Equinox Publishing
- Founded: 2003; 23 years ago
- Founder: Janet Joyce
- Country of origin: United Kingdom
- Headquarters location: Sheffield
- Distribution: Macmillan Distribution (UK) ISD (United States)
- Publication types: Books; journals;
- Official website: www.equinoxpub.com

= Equinox Publishing (Sheffield) =

English academic publishing company

Equinox Publishing Ltd is an independent academic publisher founded in 2003 by Janet Joyce and based in Sheffield. The company publishes textbooks, anthologies, monographs, and reference books in the areas of archaeology, linguistics, cultural history, religious studies, theology, biblical studies, cookery, and popular music.

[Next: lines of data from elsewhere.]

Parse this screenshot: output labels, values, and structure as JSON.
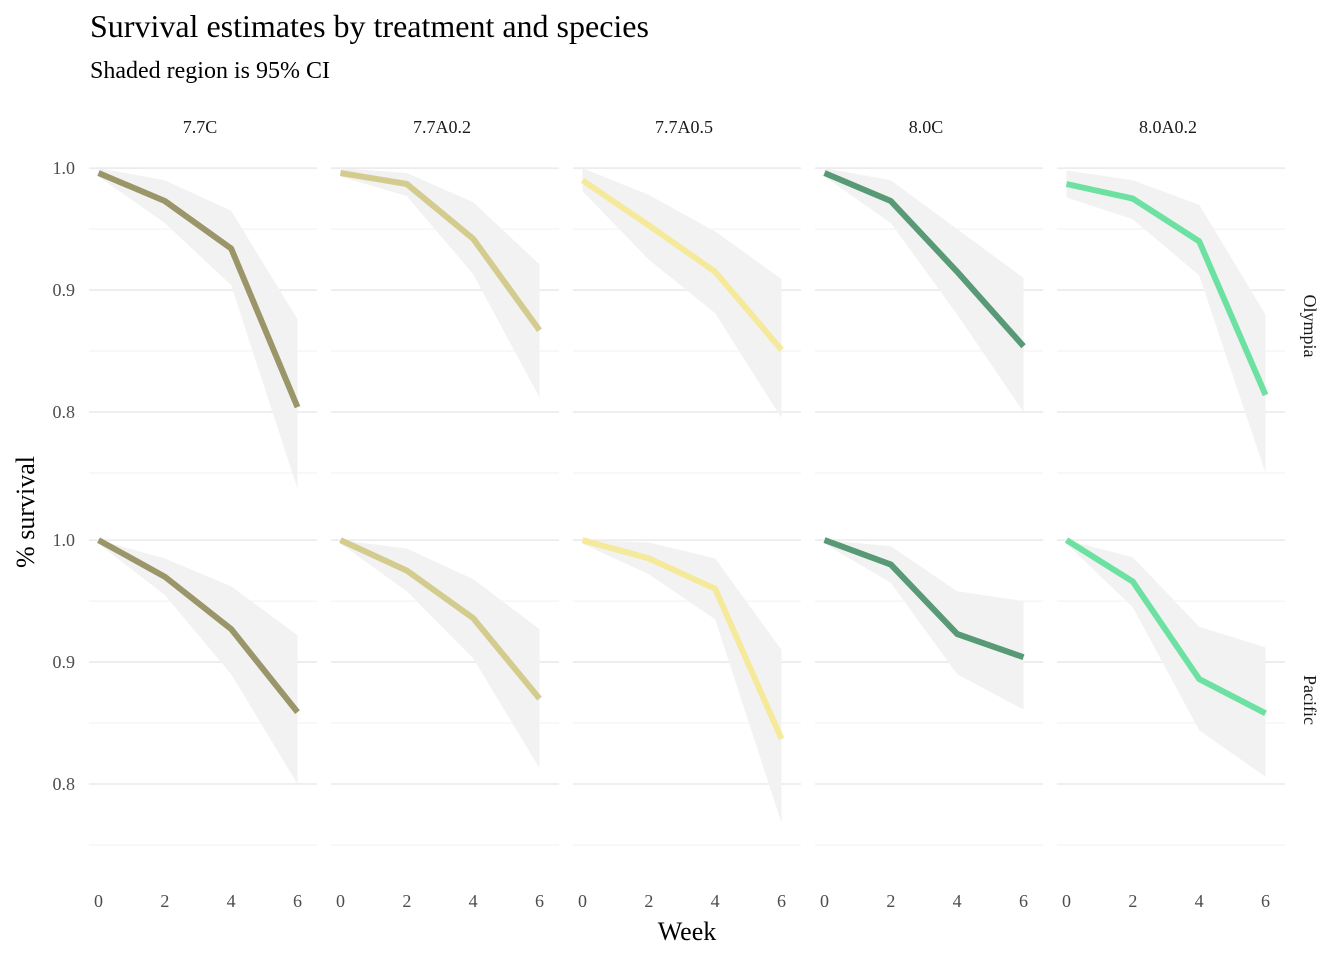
{
  "chart_data": {
    "type": "line",
    "title": "Survival estimates by treatment and species",
    "subtitle": "Shaded region is 95% CI",
    "xlabel": "Week",
    "ylabel": "% survival",
    "x": [
      0,
      2,
      4,
      6
    ],
    "x_ticks": [
      "0",
      "2",
      "4",
      "6"
    ],
    "y_ticks": [
      "0.8",
      "0.9",
      "1.0"
    ],
    "ylim": [
      0.75,
      1.005
    ],
    "columns": [
      "7.7C",
      "7.7A0.2",
      "7.7A0.5",
      "8.0C",
      "8.0A0.2"
    ],
    "rows": [
      "Olympia",
      "Pacific"
    ],
    "colors": {
      "7.7C": "#9b9669",
      "7.7A0.2": "#d3cc8e",
      "7.7A0.5": "#f5ea9b",
      "8.0C": "#579a75",
      "8.0A0.2": "#6de1a1"
    },
    "ribbon_color": "#f2f2f2",
    "panels": [
      {
        "row": "Olympia",
        "column": "7.7C",
        "values": [
          0.996,
          0.973,
          0.934,
          0.804
        ],
        "lower": [
          0.993,
          0.955,
          0.904,
          0.737
        ],
        "upper": [
          1.0,
          0.99,
          0.965,
          0.876
        ]
      },
      {
        "row": "Olympia",
        "column": "7.7A0.2",
        "values": [
          0.996,
          0.987,
          0.942,
          0.867
        ],
        "lower": [
          0.993,
          0.977,
          0.913,
          0.812
        ],
        "upper": [
          1.0,
          0.996,
          0.972,
          0.921
        ]
      },
      {
        "row": "Olympia",
        "column": "7.7A0.5",
        "values": [
          0.99,
          0.953,
          0.915,
          0.851
        ],
        "lower": [
          0.981,
          0.925,
          0.881,
          0.795
        ],
        "upper": [
          1.0,
          0.978,
          0.948,
          0.909
        ]
      },
      {
        "row": "Olympia",
        "column": "8.0C",
        "values": [
          0.996,
          0.973,
          0.915,
          0.854
        ],
        "lower": [
          0.993,
          0.955,
          0.88,
          0.8
        ],
        "upper": [
          1.0,
          0.99,
          0.95,
          0.91
        ]
      },
      {
        "row": "Olympia",
        "column": "8.0A0.2",
        "values": [
          0.987,
          0.975,
          0.94,
          0.814
        ],
        "lower": [
          0.976,
          0.958,
          0.912,
          0.75
        ],
        "upper": [
          0.998,
          0.99,
          0.97,
          0.88
        ]
      },
      {
        "row": "Pacific",
        "column": "7.7C",
        "values": [
          1.0,
          0.97,
          0.927,
          0.859
        ],
        "lower": [
          0.997,
          0.955,
          0.89,
          0.8
        ],
        "upper": [
          1.0,
          0.985,
          0.962,
          0.922
        ]
      },
      {
        "row": "Pacific",
        "column": "7.7A0.2",
        "values": [
          1.0,
          0.975,
          0.936,
          0.87
        ],
        "lower": [
          0.997,
          0.958,
          0.903,
          0.813
        ],
        "upper": [
          1.0,
          0.993,
          0.968,
          0.927
        ]
      },
      {
        "row": "Pacific",
        "column": "7.7A0.5",
        "values": [
          1.0,
          0.985,
          0.96,
          0.837
        ],
        "lower": [
          0.997,
          0.972,
          0.935,
          0.768
        ],
        "upper": [
          1.0,
          0.998,
          0.985,
          0.91
        ]
      },
      {
        "row": "Pacific",
        "column": "8.0C",
        "values": [
          1.0,
          0.98,
          0.923,
          0.904
        ],
        "lower": [
          0.997,
          0.965,
          0.89,
          0.861
        ],
        "upper": [
          1.0,
          0.995,
          0.958,
          0.95
        ]
      },
      {
        "row": "Pacific",
        "column": "8.0A0.2",
        "values": [
          1.0,
          0.966,
          0.886,
          0.858
        ],
        "lower": [
          0.997,
          0.945,
          0.844,
          0.806
        ],
        "upper": [
          1.0,
          0.986,
          0.929,
          0.912
        ]
      }
    ]
  }
}
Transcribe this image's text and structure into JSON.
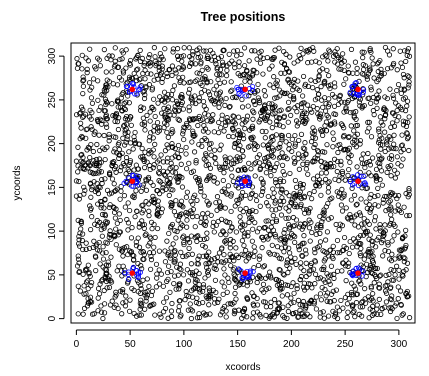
{
  "chart_data": {
    "type": "scatter",
    "title": "Tree positions",
    "xlabel": "xcoords",
    "ylabel": "ycoords",
    "xlim": [
      -5,
      315
    ],
    "ylim": [
      -5,
      315
    ],
    "xticks": [
      0,
      50,
      100,
      150,
      200,
      250,
      300
    ],
    "yticks": [
      0,
      50,
      100,
      150,
      200,
      250,
      300
    ],
    "grid": false,
    "legend": "none",
    "marker": "open-circle",
    "colors": {
      "trees": "#000000",
      "neighborhood": "#0000ff",
      "center": "#ff0000"
    },
    "background_points": {
      "count": 3000,
      "x_range": [
        0,
        310
      ],
      "y_range": [
        0,
        310
      ]
    },
    "centers": [
      {
        "x": 52,
        "y": 52
      },
      {
        "x": 157,
        "y": 52
      },
      {
        "x": 262,
        "y": 52
      },
      {
        "x": 52,
        "y": 157
      },
      {
        "x": 157,
        "y": 157
      },
      {
        "x": 262,
        "y": 157
      },
      {
        "x": 52,
        "y": 262
      },
      {
        "x": 157,
        "y": 262
      },
      {
        "x": 262,
        "y": 262
      }
    ],
    "neighborhood_radius": 8
  }
}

In 2009, Equinox had a list of more than 200 published titles and planned to publish another 40 new books. The list of academic journals has grown to more than 40 titles in 2015.

In January 2024, Equinox acquired Marion Boyars Publishers, together with its food history and cookery imprint Prospect Books.

In October 2024, Equinox's linguistics catalogue, comprising 20 journals and several hundred books, was acquired by the University of Toronto Press (UTP), Canada's largest university press. Equinox's founder and managing director Janet Joyce said of the acquisition: "Sharing in our commitment to global scholarship, we know the acquired journals and titles are in the best of hands with UTP and look forward to the works reaching new audiences."